The global market paradigm is unraveling as we speak. While the US is slowly acknowledging that, no matter the metrics you’ll want to consider, they will be second to China within the next ten years; the rest of the world is already adjusting. Mapping the different national strategies to acquire Covid-19 vaccines is already a global testimony to this future reality:
It would be a mistake to trust that this is only a technology race driven by the unexpected Covid-19 crisis. The pandemic is not even a catalyst but a mere X-ray of the underlying reality. The unraveling of the global market paradigm is not about the arms race or GDP supremacy. It finds its roots in visions of the world that we end up understanding as irreconcilable.
The EU promotes a citizen-centric model, China a state-centered one. The US lacks an up-to-date cri de l’esprit: the American dream has got mired into the tar of social immobility and profit-at-all-costs companies (…)Azeem AZHAR
This will reshape supply chains, technology, and demography and all multinationals the mere notion of sustaining a global brand identity.
The brand identity crisis to come
How do you stay at McDonald’s when the American dream doesn’t exist anymore, even though you did adjust to plant-based burgers? How do you stay Apple if you have to fragment your digital ecosystem in different data silos and governmental privacy regulations? How do you stay Tesla if you’re a fully integrated level 5 autonomy platform, but you’re just selling “nice” vehicles with range anxiety in Europe? How do you stay Louis Vuitton when national cultures reject the mere notion of one-size-fits-all luxury icons?
I doubt that most multinationals will be proactive and invest a vast amount of money in preparing and adapting. Too many incentives are built-in for level C executives to push the wagons to the edge of the abyss and cash into the last minute.

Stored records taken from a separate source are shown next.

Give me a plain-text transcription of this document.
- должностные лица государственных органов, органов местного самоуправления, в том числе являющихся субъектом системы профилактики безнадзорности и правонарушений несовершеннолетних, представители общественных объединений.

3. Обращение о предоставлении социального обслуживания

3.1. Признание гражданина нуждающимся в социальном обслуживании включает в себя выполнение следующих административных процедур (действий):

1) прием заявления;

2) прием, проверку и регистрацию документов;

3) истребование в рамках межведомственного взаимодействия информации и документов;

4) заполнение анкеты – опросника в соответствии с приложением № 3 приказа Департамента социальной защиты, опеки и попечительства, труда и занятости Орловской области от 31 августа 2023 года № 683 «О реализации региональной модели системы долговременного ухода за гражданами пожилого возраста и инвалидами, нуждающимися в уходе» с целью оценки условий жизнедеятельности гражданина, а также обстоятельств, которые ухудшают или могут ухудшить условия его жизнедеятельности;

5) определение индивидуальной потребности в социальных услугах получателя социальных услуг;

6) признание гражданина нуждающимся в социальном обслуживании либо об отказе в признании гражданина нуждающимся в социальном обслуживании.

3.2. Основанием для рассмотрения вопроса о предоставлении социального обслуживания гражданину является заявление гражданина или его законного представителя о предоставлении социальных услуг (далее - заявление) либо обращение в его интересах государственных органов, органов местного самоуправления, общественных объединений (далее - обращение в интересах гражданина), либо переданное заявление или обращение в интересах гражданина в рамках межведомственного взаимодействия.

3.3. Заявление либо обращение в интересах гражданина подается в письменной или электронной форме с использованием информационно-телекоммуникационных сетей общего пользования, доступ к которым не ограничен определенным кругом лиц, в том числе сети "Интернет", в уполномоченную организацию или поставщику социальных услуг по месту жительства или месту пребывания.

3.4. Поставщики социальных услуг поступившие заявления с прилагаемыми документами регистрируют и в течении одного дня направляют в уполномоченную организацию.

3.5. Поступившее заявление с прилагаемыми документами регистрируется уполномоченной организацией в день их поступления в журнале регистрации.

The reason why you feel innovation is suddenly happening so fast is that you were not paying attention to the underlying systemic bottlenecks that were building up the last ten years. Covid-19, Who’s going to recover, profit or disappear?
But also, and let’s be honest about it, no one wants to listen to the heralds of an apocalypse yet to come. I could cue in the 2014 Bill Gates TED talk explaining that viruses were the most prominent danger for the global economy… But to what end? In my experience, it’s just simpler and more practical to realize together that there are no downsides to diverting some of your innovation budgets to explore the possibility of the fragmentation of the global market. Even if you’re not yet convinced, optionality will be on your side.
Building a way out with optionality
How do that without investing in a big-bang turnaround that will make you look like a lunatic prophet? Glad you asked. Here are a few options to take a few steps to hedge your risk against a “possible” end of the global market paradigm while building adjacent ROIs:
- Explore redundant regional supply-chain and distribution pathways to get more resilient and adapt to an ongoing Covid-19 pandemic.
- Anticipate how to market your brand in new “safe” travel bubbles that create closed-loop business and consumer ecosystems around vaccination passports.
- Create daughter brands to explore how new national realities and local technological acceleration could help you anticipate weak market signals and innovate faster.
- Consider some level of divesting from deep tech in the US to technological sleeping giants like India (or… Europe).
These are all vanilla innovation strategies on the surface, making perfect sense in the Covid-19 context. You might even have started to act on them as we speak. What I’m pointing at is that they might end up delivering way more than expected, way sooner than expected. And each of the previous points could respectively unlock a higher payoff:
- Be prepared in a global economic Cold War between the US, China, and Europe by rapidly transitioning from a central network of operations to a decentralized adaptive one, with empowered regional teams.
- Be able to seamlessly shift away from the “one brand – multichannel marketing” strategy if consumers don’t want to talk to the one brand anymore.
- Have the option to leapfrog ahead of your main brand’s competitors and rely on multiple profit centers if markets close down on themselves more and more.
- Catch the next technology waves if they start to bubble up away from the mainstream tech ecosystems born in the early 2000s.
A philosophy of change
The only difference in these strategies is that you will advocate for reasonable short-term innovation ROIs, as you should. In contrast, I already believe they could be make-or-break transformations. You will say “if” when I already say “when.”
This is what optionality is all about. You and I don’t have to be spectacularly smarter than the rest of the world. For now, you have to be slightly better prepared.